Containers of absorbent powders can be poured onto the road around a motor vehicle accident to soak up any flammable liquids.
Some fire trucks in the county carry special foam that can be used to extinguish fuel fires when water will not do the job.
Hazmat situations in bodies of water require other resources. The Fredericktown Community Fire District carries an assortment of river booms in a trailer it uses in hazmat situations. The absorbent booms can be strung across a river or stream to catch fuel floating on the surface.
According to FCFD Capt. Duane Canter, the department has used the booms to surround a car that went into Knox Lake, to keep oil and gasoline from spreading into the lake. Assistant Chief Larry Schunke said that because the lake, the Kokosing Reservoir, portions of the Kokosing River and two gravel pits are all in the FCFD’s territory, it carries a large number of supplies to deal with water hazmat situations.
Chief Scott Mast said the department also has an adequate supply of materials to deal with the diesel and gasoline spills his department regularly encounters.
Poisons and fuel products are not the only hazmat risks. A tanker truck filled with milk that wrecked and leaked into a creek in St. Louisville was actually a hazmat situation because of the danger it posed to the environment. The milk could have killed off the plants and fish in the creek by eliminating the oxygen in the water.
Miller said a truck filled with 8,000 gallons of blueberries that spilled onto a Licking County roadway was a hazmat situation because the blueberries destroyed the turnout gear of the firefighters on the scene.
Miller stressed the importance of knowing what chemicals are involved when dealing with a hazmat situation. He said that delivery trucks carrying packages that could contain small amounts of multiple hazardous materials can pose unseen dangers.
“If they get in a wreck, you don’t know what’s in there. If the truck gets in a wreck and the containers broke and mixed, the truck could explode,” he said.
COJFD Chief Joe Porter said fire departments share resources and manpower during hazmat situations.
“Scott [Mast] knows what we’ve got available here, I know what he’s got, we all know what equipment Mount Vernon has,” he said. “The chiefs are doing a really good job now of working together, and sharing resources.
“It may say COJFD on the side, but it can be used anywhere in the county,” said Porter, pointing at a trailer his department is refitting with equipment.
Attending Monday’s special meeting where the decision was made to recommend the EMA sell the county’s hazmat truck and trailer, the chiefs agreed that while the county does not have the resources to maintain the equipment or operate a county hazmat team, cooperation between departments gives the county fire service greater capabilities.
Hazmat teams in Licking, Delaware and Richland counties are also available should a major hazmat emergency strike the county.
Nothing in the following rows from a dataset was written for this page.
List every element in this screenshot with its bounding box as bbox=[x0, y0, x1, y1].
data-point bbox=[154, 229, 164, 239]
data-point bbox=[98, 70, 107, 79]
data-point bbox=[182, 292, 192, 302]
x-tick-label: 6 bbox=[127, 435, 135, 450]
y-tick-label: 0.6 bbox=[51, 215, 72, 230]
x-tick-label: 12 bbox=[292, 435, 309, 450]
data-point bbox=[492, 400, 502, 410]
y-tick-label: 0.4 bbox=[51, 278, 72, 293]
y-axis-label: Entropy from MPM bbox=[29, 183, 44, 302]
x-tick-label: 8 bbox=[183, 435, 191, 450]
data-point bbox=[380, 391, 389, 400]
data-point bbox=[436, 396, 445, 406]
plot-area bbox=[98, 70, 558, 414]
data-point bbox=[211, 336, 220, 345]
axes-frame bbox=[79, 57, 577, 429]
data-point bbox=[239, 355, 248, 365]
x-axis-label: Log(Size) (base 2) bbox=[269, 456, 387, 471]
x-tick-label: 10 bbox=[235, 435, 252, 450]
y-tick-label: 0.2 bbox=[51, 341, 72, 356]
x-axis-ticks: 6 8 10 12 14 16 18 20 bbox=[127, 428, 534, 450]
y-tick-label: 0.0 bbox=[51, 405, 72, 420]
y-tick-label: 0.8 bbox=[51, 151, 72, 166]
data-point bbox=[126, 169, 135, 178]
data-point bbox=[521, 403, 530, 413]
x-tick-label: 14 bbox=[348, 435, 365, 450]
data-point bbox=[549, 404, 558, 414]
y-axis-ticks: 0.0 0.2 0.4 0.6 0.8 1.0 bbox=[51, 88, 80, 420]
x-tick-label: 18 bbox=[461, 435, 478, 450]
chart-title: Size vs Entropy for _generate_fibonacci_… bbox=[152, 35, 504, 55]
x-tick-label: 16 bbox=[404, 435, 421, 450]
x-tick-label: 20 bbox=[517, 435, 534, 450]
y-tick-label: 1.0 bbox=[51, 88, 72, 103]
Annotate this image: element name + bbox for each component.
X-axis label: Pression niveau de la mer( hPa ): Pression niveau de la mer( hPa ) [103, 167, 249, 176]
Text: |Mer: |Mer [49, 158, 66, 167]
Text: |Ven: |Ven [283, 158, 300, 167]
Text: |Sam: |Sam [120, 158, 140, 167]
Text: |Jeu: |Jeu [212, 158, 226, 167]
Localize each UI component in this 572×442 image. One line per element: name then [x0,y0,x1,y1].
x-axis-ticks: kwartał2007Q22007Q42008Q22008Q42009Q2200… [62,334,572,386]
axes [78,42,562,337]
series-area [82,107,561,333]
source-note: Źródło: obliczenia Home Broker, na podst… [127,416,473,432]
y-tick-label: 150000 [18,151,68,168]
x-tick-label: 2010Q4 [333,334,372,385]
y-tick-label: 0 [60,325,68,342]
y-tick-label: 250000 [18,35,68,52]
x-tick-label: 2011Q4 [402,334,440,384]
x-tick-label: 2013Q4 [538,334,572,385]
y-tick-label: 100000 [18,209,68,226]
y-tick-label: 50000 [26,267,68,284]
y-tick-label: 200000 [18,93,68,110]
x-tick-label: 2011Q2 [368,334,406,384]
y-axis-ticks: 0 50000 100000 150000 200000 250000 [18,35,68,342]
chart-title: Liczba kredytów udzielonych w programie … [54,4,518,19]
Knox County fire officials are familiar with what other counties can offer in a hazmat crisis.
Miller said the extensive training he and other firefighters have completed in hazmat has not been wasted, even though the county does not have a hazmat team. He said he feels comfortable his training would help him know what mutual aid to request in a major hazmat situation.
“I may not have these resources,” he said, “but I know where to get them.”
Chiefs were asked at Monday’s meeting if they thought the county had the resources and trained personnel to continue dealing with the day-to-day hazmat situations facing local fire departments, without the aid of a countywide hazmat team, or county hazmat trailer.
All agreed they feel confident that by continuing to share resources, and keeping open lines of communication between their departments and hazmat teams outside the county, the loss of the trailer will not affect the level of hazmat protection in Knox County.